O traço característico da situação política actual é a crise do Poder.
Relativamente a esta crise do Poder, todas as demais questões que a situação política do Portugal de hoje encerra são questões inteiramente secundárias. Neste ponto estão, aliás, formalmente de acordo, tanto o proletariado como os diversos sectores da burguesia.
Que a burguesia está totalmente de acordo com o proletariado neste assunto, é fácil verificar. Não é o Presidente da República quem profere insistentes apelos à “ordem” e à sua “restauração”? Não é o primeiro-ministro indigitado quem repete os clamores de “autoridade” e “disciplina”? Não é o Chefe de Estado-Maior do Exército quem estima que a sociedade está “desestabilizada”? Não são unânimes Barreirinhas Cunhal, Mário Soares, Freitas do Amaral e Emídio Guerreiro em que é urgente reforçar a “autoridade democrática”? Exprimindo o sentir único de toda a classe dominante, não é o “documento dos nove” que fala expressamente em crise do Poder?
Toda a burguesia está de acordo: o problema é a crise do Poder. Todo o proletariado está de acordo: o problema é a crise do Poder. Nestas declarações separadas da burguesia e do proletariado se resume e se contém o único ponto de acordo – e, ainda assim, formal – entre as duas classes antagónicas, entre os dois inimigos mortais da nossa sociedade. Aqui começa e aqui acaba a unidade de dois pontos de vista contraditórios sobre a crise.

Come se define essa crise? A crise do Poder define-se pela sua instabilidade.
O povo assiste, já sem emoção, às danças e contradanças dos governos provisórios de coligação com o grande capital. Caiem ministros e chefes de governo como caiem marionetas ou moscas. Os ministérios promulgam leis que já não podem aplicar; e o povo aplica leis que ainda não pode promulgar.
As massas populares não esperam coisa alguma dos governos provisórios nem dos partidos da coligação governamental, os quais assinaram durante dezassete meses a sua falência política fraudulenta. Em compensação, as massas populares cospem o seu desprezo sobre a actividade desses governos e sobre os chefes desses partidos, muito em particular sobre os chefes do partido traidor de Barreirinhas Cunhal.
Residindo aqui o fundamento da crise do Poder e arrastando-se a actual crise política vai para dois meses, já não foi possível a nenhum dos partidos burgueses ou pequeno-burgueses acusar o proletariado ou o seu Partido de fautor ou causador da presente cise, como acontecera das vezes anteriores.

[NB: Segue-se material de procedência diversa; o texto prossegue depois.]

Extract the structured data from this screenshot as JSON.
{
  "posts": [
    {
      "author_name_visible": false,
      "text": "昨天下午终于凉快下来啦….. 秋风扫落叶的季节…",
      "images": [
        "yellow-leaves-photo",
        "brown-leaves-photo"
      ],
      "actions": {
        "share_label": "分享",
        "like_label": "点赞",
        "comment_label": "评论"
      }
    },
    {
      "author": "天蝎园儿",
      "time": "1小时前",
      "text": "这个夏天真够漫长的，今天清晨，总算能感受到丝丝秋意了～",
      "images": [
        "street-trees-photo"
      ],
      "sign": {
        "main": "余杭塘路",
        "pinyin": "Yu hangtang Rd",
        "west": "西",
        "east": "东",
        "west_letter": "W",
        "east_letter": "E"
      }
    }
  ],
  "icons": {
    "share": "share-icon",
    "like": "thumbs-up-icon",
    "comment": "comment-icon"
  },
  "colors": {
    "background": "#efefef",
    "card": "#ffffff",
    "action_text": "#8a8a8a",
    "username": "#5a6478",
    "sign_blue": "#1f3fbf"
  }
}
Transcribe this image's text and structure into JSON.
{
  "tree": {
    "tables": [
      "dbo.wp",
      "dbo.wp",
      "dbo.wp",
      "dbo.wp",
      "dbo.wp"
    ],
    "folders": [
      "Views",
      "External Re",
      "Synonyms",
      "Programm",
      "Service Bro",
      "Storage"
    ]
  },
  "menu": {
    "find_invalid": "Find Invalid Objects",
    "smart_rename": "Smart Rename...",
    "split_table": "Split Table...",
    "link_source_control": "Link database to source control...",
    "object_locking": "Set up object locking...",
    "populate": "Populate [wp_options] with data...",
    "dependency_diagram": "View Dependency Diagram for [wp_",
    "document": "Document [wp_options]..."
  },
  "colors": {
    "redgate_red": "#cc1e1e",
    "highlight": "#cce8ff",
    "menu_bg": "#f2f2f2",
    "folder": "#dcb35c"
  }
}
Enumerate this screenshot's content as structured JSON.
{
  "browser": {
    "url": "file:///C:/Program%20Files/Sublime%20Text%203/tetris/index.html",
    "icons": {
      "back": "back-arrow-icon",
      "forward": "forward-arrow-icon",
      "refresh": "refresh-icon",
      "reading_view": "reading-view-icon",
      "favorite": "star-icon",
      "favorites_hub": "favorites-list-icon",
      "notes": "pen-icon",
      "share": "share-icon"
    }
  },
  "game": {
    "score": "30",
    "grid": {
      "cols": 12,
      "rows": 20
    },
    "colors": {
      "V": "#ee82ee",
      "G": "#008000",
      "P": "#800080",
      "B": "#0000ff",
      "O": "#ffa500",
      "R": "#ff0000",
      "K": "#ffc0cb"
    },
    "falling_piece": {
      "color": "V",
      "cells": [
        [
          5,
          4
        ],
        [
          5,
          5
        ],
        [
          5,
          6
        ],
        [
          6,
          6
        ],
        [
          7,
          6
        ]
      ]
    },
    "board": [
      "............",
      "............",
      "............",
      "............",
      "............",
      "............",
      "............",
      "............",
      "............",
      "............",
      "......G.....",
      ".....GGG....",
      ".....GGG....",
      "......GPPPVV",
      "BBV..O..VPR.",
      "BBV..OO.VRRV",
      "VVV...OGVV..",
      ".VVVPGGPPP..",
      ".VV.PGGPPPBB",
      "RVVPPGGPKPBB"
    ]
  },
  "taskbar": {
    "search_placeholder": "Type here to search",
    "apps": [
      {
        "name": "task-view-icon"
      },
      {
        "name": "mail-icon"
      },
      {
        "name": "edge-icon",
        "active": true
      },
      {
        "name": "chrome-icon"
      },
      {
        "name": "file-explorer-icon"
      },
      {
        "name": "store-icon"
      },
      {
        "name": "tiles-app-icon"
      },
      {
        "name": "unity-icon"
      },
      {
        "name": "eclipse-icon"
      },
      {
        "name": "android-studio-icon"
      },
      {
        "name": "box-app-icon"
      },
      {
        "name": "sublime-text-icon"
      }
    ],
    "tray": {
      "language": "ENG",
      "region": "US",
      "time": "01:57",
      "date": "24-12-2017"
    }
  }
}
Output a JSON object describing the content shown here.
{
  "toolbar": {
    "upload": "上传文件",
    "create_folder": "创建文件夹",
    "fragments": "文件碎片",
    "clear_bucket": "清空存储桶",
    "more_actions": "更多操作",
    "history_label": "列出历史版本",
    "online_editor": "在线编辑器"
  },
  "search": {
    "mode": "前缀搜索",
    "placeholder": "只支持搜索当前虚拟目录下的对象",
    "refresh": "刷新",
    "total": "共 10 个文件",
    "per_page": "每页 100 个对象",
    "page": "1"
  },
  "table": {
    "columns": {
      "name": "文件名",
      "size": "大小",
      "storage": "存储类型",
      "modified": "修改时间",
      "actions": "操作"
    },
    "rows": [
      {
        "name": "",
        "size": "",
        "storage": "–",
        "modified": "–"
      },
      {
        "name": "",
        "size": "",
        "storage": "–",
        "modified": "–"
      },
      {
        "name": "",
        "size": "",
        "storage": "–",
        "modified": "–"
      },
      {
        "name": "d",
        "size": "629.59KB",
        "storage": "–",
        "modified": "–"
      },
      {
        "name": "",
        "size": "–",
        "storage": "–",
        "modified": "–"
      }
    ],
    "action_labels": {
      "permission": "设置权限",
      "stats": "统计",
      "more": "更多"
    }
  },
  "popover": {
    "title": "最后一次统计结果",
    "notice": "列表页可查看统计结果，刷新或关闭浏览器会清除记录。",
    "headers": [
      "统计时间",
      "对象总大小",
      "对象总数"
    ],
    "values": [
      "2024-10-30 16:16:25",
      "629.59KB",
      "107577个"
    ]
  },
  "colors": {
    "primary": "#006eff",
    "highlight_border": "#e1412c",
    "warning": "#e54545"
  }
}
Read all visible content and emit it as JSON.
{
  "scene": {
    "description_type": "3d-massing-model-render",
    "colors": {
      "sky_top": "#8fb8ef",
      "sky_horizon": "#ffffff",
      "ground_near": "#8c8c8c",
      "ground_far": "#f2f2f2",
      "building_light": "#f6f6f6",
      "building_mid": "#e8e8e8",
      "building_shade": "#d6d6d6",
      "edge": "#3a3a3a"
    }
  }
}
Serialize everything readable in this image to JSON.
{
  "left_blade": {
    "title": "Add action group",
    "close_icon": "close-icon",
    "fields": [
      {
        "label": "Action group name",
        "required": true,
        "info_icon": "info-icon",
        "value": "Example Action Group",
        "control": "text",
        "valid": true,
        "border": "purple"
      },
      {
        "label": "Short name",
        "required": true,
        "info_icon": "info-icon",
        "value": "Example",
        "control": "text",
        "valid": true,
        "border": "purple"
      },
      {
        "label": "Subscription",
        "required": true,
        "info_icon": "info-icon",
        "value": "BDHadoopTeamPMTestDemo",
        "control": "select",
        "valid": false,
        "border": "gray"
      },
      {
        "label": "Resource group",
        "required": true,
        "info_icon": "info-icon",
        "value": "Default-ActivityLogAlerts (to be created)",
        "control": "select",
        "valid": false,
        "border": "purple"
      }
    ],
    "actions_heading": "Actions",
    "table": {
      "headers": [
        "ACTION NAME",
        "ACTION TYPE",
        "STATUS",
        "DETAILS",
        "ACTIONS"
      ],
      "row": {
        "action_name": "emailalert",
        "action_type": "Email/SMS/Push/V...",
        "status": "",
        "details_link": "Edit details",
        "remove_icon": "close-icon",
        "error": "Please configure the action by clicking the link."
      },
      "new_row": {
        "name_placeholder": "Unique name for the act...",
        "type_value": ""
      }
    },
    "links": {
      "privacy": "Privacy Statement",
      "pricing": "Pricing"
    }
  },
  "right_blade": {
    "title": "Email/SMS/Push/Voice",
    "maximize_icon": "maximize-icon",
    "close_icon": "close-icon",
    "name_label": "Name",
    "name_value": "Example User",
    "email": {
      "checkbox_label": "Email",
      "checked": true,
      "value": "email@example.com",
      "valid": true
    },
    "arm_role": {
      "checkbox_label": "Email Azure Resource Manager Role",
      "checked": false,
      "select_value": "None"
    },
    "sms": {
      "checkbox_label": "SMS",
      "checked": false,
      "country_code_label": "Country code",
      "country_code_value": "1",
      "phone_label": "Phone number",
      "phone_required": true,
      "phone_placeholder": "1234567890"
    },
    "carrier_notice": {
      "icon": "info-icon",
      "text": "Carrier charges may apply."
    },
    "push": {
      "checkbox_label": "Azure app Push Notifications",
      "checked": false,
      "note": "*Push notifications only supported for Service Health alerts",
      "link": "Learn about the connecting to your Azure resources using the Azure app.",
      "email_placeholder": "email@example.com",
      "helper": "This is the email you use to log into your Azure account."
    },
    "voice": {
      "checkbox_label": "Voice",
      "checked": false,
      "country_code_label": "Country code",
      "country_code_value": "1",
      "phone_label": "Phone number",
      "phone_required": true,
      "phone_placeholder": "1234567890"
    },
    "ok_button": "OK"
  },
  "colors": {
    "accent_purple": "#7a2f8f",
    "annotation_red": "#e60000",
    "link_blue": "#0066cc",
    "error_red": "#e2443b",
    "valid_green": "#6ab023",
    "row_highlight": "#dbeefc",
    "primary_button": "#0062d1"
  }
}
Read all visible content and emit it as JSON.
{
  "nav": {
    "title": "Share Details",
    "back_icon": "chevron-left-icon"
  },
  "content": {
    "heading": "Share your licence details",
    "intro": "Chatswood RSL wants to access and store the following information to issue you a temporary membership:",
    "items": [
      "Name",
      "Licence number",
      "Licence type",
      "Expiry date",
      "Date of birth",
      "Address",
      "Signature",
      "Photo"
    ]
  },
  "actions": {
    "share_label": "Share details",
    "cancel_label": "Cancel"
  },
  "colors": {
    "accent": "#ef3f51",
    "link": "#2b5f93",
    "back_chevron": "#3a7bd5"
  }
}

Muito melhor que os nossos argumentos, desmascarando as calúnias vomitadas sobre a classe operária e o MRPP nas crises precedentes – eles acusavam-nos de ser os causadores das crises – foi a riquíssima experiência política entretanto adquirida e assimilada pelo povo, que lhe demonstrou insofismavelmente não ser possível a nenhuma personalidade nem a nenhum partido provocar, por si só, uma única das crises, quanto mais seis que levamos já de contadas.
E provou-lhe, também sem equívocos, que os acontecimentos, não podendo ser obra exclusiva deste ou daquele partido, deste ou daquele político, o são todavia de leis e forças subterrâneas da Revolução, a existência e alcance das quais, apenas os oportunistas, conciliadores e filisteus estão interessados em escamotear.

Estamos a viver actualmente a sexta crise do Poder.
A primeira foi a crise do Poder fascista, derrubado pelo golpe de Estado militar do 25 de Abril. A segunda foi a crise da última semana de Maio desse mesmo ano de 1974. A terceira crise foi a crise do primeiro governo provisório de coligação, que levou à saída de Palma Carlos do Ministério. A quarta crise foi a do 28 de Setembro, que teve como consequência o despedimento do fascista Spínola do lugar de Presidente da República. A quinta crise foi a que provocou a tentativa abortada de golpe de Estado fascista-spinolista de 11 de Março e o contra-golpe social-fascista das onze horas da noite desse mesmo dia. Porém, a mais longa e a mais complexa de todas as crises é aquela a que estamos a assistir e que, a despeito de todas as “peripécias” políticas já verificadas, não se encontra de modo algum resolvida.